Unnamed: 0,lr,l1_penalty,l2_penalty,Prec.,Rec.,F1
4,0.01,0.0001,1e-05,0.6,0.428571,0.5
0,0.01,0.001,0.0001,1.0,0.285714,0.444444
17,0.01,1e-05,1e-06,1.0,0.285714,0.444444
7,0.01,1e-05,0.01,0.666667,0.285714,0.4
19,0.01,1e-05,0.0001,0.666667,0.285714,0.4
18,1e-05,0.01,1e-06,0.085714,0.428571,0.142857
16,1e-06,0.01,0.001,0.044248,0.714286,0.083333
15,1e-05,1e-06,0.0001,0.042553,0.285714,0.074074
9,1e-06,1e-05,0.001,0.019048,0.285714,0.035714
6,1e-06,0.001,0.01,0.013333,0.285714,0.025478


_Note that to train a model without tuning any hyperparameters (at your own risk) just use the `train` method of the discriminative model. For instance, to train with 20 epochs and a learning rate of 0.001, you could run:_
```
disc_model.train(F_train, train_marginals, n_epochs=20, lr=0.001)
```

## 3. Evaluating on the Test Set

In this last section of the tutorial, we'll get the score we've been after: the performance of the extraction model on the blind test set (`split` 2). First, we load the test set labels and gold candidates we made in Part III.

In [12]:
from snorkel.annotations import load_gold_labels
L_gold_test = load_gold_labels(session, annotator_name='gold', split=2)

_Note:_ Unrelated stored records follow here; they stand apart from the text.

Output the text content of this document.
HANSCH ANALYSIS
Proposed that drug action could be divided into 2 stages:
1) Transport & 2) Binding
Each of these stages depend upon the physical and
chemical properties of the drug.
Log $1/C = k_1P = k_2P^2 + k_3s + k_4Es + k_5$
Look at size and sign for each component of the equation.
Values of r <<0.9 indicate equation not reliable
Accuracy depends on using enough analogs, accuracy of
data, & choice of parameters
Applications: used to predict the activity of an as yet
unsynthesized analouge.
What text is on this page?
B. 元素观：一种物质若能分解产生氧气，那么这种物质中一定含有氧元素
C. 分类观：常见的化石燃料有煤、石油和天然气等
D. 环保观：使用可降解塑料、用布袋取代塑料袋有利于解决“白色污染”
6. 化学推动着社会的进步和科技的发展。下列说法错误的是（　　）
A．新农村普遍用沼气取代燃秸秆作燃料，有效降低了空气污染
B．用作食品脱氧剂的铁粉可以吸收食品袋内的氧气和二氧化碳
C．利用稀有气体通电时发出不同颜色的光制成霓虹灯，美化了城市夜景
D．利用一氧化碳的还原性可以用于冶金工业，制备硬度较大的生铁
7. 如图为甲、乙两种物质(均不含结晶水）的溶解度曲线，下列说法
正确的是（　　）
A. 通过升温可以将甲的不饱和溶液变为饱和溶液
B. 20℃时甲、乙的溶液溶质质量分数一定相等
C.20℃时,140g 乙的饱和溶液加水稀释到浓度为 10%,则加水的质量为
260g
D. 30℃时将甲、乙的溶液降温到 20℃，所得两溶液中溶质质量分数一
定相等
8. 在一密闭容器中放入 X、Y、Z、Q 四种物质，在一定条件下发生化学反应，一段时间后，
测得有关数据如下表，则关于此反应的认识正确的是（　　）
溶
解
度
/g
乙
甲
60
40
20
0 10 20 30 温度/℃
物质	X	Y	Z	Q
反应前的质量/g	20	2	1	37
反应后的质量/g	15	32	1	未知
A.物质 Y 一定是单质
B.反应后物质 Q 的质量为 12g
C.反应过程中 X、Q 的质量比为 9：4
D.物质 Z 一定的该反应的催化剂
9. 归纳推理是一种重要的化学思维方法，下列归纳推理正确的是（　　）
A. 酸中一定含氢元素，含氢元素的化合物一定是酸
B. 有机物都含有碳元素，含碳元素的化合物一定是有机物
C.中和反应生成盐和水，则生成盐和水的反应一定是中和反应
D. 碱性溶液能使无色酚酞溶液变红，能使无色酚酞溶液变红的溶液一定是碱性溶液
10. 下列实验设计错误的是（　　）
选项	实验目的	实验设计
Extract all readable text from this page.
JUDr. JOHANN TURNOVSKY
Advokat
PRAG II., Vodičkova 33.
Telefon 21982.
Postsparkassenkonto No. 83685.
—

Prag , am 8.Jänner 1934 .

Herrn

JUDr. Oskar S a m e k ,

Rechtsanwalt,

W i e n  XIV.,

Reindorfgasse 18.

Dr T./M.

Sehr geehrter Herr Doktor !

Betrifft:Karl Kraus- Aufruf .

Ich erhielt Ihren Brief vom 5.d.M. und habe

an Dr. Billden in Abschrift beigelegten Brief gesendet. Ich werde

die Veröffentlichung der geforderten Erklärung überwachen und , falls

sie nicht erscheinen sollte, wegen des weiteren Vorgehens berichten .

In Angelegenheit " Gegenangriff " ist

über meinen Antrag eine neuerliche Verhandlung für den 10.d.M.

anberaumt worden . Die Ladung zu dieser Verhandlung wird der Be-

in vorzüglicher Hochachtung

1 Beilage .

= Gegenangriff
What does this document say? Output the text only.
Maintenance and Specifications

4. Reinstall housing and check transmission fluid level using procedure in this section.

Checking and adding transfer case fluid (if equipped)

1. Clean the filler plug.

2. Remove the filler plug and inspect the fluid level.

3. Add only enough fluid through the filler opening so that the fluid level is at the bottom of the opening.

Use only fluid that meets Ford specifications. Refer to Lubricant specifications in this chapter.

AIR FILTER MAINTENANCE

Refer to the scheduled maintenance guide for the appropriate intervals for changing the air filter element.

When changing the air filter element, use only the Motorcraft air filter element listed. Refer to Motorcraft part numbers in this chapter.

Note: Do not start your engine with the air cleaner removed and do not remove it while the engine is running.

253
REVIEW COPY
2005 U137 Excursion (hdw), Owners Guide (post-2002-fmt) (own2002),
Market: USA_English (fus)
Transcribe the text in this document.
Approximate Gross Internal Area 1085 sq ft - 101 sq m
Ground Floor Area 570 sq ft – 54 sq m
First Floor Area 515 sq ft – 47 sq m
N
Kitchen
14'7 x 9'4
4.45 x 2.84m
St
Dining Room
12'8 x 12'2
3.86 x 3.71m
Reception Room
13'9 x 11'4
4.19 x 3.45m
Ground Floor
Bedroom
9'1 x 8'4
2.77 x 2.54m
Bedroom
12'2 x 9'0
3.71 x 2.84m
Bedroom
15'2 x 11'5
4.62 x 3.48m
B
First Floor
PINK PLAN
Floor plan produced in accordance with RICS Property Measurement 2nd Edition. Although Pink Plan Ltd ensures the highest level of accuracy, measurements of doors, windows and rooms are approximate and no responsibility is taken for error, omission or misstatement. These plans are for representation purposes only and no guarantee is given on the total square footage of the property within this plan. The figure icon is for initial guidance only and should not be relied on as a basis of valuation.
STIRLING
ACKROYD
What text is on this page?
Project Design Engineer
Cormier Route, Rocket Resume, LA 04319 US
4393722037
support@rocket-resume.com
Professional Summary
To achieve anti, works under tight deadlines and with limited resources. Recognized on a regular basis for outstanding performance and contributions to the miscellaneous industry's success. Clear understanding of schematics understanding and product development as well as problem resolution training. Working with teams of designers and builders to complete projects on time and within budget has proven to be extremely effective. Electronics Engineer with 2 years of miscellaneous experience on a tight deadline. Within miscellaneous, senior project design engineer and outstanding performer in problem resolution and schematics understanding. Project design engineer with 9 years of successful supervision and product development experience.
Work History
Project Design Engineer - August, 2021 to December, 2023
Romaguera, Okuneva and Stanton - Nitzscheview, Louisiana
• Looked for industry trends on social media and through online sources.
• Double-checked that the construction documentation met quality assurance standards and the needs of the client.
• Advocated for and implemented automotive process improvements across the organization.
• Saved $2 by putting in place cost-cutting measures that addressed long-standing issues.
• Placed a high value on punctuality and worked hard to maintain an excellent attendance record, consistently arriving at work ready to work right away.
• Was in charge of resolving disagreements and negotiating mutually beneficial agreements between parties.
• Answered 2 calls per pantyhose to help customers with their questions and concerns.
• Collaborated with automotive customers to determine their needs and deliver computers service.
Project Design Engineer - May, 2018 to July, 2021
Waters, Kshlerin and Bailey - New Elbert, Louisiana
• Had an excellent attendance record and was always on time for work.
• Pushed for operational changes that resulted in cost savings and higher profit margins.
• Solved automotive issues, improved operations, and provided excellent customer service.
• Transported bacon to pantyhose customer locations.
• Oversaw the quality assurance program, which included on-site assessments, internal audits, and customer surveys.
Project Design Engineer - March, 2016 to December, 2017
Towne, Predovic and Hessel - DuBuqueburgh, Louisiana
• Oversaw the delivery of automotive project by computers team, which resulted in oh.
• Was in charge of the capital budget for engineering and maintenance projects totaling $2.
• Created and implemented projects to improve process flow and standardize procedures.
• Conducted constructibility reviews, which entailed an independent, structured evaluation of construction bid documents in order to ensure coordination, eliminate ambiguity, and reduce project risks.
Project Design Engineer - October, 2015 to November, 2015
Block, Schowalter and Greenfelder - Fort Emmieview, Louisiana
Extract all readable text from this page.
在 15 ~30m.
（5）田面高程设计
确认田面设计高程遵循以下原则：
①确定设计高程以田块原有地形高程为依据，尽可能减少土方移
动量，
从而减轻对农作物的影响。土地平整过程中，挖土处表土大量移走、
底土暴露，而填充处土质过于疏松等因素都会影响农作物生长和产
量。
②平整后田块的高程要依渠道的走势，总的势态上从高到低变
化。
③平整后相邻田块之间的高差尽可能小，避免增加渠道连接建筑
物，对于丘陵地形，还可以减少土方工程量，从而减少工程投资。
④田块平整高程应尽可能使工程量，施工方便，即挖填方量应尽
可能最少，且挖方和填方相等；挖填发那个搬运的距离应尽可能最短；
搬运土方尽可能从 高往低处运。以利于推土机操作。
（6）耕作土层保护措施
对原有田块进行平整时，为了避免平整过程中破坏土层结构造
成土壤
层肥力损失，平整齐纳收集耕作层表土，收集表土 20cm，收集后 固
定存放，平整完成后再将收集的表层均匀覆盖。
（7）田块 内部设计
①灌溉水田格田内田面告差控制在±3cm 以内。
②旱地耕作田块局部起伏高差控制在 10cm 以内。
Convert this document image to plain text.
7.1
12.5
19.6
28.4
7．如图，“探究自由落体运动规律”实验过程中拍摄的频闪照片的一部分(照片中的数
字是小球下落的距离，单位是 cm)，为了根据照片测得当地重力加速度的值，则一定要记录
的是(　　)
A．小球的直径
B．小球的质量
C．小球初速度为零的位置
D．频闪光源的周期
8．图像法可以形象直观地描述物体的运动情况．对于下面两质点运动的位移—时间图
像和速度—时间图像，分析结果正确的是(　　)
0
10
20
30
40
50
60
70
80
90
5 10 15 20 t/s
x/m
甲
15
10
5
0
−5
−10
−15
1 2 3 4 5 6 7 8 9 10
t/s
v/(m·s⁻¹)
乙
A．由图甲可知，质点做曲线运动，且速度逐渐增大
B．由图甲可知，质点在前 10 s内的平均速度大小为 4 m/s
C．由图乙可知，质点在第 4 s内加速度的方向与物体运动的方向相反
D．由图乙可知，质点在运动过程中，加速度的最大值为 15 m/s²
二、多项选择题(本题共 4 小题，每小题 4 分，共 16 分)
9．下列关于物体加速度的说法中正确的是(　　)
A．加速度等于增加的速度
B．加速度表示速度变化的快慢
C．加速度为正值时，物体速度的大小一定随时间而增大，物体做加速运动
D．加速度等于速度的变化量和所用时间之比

Now, we score using the discriminative model:

In [13]:
_, _, _, _ = disc_model.score(session, F_test, L_gold_test)

Scores (Un-adjusted)
Pos. class accuracy: 0.429
Neg. class accuracy: 0.993
Precision            0.6
Recall               0.429
F1                   0.5
----------------------------------------
TP: 3 | FP: 2 | TN: 270 | FN: 4



Note that if this is the final test set that you will be reporting final numbers on, to avoid biasing results you should not inspect results.  However you can run the model on your _development set_ and, as we did in the previous part with the generative labeling function model, inspect examples to do error analysis.

##### More importantly, you've now completed the introduction to Snorkel! Give yourself a pat on the back!